When you hear about Templemore two things come to mind – The Garda
College and the story of the Bleeding Statues.
My knowledge of the
latter was rather skimpy until I watched TG4’s fascinating documentary
on the matter last week – originally on Wednesday and repeated Saturday.
With a mixture of reconstructions, archive footage and interviews
Deora De detailed the sequence of events. It was 1920, during the War of
Independence, when young Jimmy Walsh claimed to be getting messages
from Our Lady, and more dramatically to see her statues bleeding.

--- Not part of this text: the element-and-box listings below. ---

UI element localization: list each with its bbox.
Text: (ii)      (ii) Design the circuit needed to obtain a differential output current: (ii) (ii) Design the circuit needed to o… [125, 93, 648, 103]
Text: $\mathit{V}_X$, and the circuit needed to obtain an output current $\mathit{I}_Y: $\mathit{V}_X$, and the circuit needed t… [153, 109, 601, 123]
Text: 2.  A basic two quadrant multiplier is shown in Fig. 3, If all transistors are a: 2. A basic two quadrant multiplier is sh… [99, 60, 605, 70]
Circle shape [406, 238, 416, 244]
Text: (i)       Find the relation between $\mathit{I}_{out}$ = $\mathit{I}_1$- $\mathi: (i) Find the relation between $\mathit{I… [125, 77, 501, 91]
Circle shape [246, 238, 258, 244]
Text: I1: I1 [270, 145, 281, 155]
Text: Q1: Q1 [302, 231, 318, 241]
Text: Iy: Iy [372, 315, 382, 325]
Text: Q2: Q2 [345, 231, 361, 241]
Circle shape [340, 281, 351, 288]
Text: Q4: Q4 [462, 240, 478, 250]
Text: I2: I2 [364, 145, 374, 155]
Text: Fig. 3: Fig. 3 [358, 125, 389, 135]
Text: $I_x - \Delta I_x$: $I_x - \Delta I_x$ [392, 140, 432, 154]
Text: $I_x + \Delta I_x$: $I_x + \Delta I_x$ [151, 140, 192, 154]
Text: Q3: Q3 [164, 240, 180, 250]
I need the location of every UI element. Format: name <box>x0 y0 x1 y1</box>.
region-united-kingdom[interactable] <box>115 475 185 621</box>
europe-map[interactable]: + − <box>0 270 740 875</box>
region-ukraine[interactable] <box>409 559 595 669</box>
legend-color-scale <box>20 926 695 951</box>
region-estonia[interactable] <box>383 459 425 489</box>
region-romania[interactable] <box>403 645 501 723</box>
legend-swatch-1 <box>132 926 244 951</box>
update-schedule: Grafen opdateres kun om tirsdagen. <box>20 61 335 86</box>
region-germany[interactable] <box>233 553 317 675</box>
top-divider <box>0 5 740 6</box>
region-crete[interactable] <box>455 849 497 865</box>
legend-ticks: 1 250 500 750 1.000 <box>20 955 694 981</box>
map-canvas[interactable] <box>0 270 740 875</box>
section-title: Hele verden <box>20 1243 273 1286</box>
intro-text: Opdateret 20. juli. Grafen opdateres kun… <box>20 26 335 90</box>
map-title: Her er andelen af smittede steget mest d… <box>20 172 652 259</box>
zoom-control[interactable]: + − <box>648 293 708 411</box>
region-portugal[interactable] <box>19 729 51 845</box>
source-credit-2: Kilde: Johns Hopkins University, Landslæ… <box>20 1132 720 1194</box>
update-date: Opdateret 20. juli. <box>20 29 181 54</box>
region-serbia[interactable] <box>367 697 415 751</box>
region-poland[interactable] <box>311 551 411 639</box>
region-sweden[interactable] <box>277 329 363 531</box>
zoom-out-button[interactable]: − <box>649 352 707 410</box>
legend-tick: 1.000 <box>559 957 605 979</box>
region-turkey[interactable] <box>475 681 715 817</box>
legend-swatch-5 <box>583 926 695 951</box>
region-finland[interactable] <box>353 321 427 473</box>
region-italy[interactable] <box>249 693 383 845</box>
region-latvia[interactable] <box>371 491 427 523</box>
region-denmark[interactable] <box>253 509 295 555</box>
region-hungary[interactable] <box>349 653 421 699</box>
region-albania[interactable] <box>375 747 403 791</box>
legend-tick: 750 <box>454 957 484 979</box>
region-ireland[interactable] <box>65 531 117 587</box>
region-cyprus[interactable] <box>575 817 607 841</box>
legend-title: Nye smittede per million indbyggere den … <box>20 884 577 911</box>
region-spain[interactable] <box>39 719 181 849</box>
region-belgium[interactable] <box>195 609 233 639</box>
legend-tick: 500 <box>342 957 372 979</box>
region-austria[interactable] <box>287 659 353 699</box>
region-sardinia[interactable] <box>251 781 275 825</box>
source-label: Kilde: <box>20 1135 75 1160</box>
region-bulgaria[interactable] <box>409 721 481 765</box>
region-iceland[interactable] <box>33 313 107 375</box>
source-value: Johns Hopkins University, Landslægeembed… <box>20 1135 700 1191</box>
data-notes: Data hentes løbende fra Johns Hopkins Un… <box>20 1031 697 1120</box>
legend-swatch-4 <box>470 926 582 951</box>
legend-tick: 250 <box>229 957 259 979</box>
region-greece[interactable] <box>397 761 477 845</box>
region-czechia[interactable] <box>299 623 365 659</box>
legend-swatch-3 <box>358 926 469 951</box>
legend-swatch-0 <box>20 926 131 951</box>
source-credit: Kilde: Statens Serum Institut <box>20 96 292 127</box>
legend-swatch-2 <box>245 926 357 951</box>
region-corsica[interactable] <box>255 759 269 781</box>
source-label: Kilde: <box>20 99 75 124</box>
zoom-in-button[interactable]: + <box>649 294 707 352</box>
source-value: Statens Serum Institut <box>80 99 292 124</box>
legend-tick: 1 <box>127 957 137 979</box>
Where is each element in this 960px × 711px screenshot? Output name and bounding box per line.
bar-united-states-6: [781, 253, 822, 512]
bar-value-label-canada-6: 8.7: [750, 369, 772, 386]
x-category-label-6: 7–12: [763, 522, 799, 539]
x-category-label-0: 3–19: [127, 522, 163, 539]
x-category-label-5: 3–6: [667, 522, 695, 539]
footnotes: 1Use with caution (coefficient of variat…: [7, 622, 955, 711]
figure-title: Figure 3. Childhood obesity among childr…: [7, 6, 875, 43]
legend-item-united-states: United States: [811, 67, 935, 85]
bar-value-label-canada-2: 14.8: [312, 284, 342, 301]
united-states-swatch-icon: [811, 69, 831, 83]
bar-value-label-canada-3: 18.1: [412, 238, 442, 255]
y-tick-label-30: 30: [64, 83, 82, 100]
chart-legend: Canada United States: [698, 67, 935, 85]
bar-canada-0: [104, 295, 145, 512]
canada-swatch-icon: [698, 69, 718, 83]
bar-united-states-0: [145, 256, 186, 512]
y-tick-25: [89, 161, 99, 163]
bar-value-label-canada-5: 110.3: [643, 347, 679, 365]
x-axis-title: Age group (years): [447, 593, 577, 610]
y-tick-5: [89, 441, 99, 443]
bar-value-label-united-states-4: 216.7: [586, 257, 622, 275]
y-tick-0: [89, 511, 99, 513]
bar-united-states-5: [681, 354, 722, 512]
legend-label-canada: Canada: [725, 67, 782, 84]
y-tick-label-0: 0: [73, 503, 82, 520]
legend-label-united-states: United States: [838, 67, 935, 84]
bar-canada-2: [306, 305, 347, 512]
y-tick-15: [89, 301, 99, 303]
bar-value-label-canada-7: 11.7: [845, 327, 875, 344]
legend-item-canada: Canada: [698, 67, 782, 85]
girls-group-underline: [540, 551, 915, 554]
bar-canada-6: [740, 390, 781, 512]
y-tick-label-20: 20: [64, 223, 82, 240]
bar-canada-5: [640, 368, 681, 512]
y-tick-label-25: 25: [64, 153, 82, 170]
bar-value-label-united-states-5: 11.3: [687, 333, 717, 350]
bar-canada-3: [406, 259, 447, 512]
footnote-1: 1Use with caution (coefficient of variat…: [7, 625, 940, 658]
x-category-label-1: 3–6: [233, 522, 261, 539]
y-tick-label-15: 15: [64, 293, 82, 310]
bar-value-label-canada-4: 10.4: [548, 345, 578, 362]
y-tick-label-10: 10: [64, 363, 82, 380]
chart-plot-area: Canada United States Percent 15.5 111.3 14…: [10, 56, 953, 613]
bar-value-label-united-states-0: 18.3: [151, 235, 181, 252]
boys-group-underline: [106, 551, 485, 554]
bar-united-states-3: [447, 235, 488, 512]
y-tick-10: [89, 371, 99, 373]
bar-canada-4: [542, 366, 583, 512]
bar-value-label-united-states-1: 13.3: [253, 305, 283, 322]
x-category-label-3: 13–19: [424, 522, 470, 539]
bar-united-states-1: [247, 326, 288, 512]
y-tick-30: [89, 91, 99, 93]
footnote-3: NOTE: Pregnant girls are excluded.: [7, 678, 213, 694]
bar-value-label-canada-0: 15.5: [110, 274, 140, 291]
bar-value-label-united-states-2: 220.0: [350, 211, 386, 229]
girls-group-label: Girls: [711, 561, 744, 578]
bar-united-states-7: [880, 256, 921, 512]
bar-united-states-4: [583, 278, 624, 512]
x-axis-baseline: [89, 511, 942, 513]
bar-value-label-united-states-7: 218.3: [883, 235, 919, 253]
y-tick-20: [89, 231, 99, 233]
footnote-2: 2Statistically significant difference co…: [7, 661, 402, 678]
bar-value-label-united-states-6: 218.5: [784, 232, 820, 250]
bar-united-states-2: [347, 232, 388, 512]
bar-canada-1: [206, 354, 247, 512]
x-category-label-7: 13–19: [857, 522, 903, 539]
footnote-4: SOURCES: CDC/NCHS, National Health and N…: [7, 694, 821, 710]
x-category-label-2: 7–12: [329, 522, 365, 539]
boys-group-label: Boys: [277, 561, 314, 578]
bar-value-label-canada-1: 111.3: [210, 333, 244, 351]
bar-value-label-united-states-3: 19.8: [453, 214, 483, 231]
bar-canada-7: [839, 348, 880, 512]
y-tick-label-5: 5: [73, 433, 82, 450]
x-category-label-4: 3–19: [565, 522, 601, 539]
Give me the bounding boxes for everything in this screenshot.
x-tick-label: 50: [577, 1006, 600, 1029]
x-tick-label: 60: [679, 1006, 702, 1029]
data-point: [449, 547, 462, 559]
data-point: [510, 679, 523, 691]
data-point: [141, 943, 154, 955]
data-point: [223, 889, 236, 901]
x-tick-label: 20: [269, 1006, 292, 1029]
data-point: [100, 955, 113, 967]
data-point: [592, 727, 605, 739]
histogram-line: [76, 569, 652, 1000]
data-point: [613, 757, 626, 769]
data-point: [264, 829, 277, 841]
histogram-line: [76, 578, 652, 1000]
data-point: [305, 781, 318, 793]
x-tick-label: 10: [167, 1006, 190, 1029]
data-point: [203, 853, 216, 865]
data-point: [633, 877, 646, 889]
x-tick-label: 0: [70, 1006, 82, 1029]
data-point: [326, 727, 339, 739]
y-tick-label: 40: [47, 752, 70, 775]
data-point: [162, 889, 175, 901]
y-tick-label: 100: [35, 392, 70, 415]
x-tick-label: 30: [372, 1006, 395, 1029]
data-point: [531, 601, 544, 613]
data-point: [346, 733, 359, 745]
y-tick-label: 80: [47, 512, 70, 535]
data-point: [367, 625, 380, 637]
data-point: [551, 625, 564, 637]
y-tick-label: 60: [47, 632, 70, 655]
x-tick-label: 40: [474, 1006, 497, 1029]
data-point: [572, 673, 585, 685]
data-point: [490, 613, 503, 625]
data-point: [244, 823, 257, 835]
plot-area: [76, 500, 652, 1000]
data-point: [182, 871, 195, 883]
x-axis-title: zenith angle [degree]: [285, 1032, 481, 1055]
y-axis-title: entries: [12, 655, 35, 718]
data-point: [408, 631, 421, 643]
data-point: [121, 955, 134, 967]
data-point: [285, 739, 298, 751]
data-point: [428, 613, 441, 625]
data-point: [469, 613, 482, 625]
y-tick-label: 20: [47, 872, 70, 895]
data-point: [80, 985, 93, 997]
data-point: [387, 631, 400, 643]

As thousands of pilgrims flocked to the town miracles were reported
and the situation started to get out of hand. The people of Templemore
benefited financially, which no doubt they welcomed as the town had
recently been half destroyed by British troops in reprisal for the
murder of police inspector Wilson.
There were many comic touches in this telling of the bizarre tale –
initially the IRA welcomed it – they gained from ‘donations’, from
stewarding the massive crowds and even from tolls they exacted as people
travelled between two pilgrimage sites.
Under IRA questioning the fearful Walsh said Our Lady approved of the
guerilla campaign and wanted it stepped up! But then members started
drinking the proceeds and forgot about fighting for Ireland.
With the War of Independence fizzling out in the area the IRA tried
without success to get an unsympathetic Church to put a stop to the
hysteria. Eventually they even brought Michael Collins into it – he sent
Dan Breen to investigate and eventually Breen’s threats put a stop to
‘Saint’ Jimmy Walsh’s gallop. Sadly the local IRA also murdered two
policeman and the pilgrims scattered to avoid the inevitable
retribution.
The general consensus of the local and national historians
interviewed was that while Walsh might originally have believed that he
saw ‘something’, he built on the elaborate story because he liked the
adulation or the money, or was just delusional.
The idea of the story being a fake was added to in a the final scene
based on the testimony of one IRA man, when we saw Collins breaking one
of the statues and finding a clockwork device inside that was pumping
blood from the statue.
Just before that there was a shot of the front
page of The Irish Catholic from those times.
The headline shouted: ‘The Greatest Fraud on Earth’.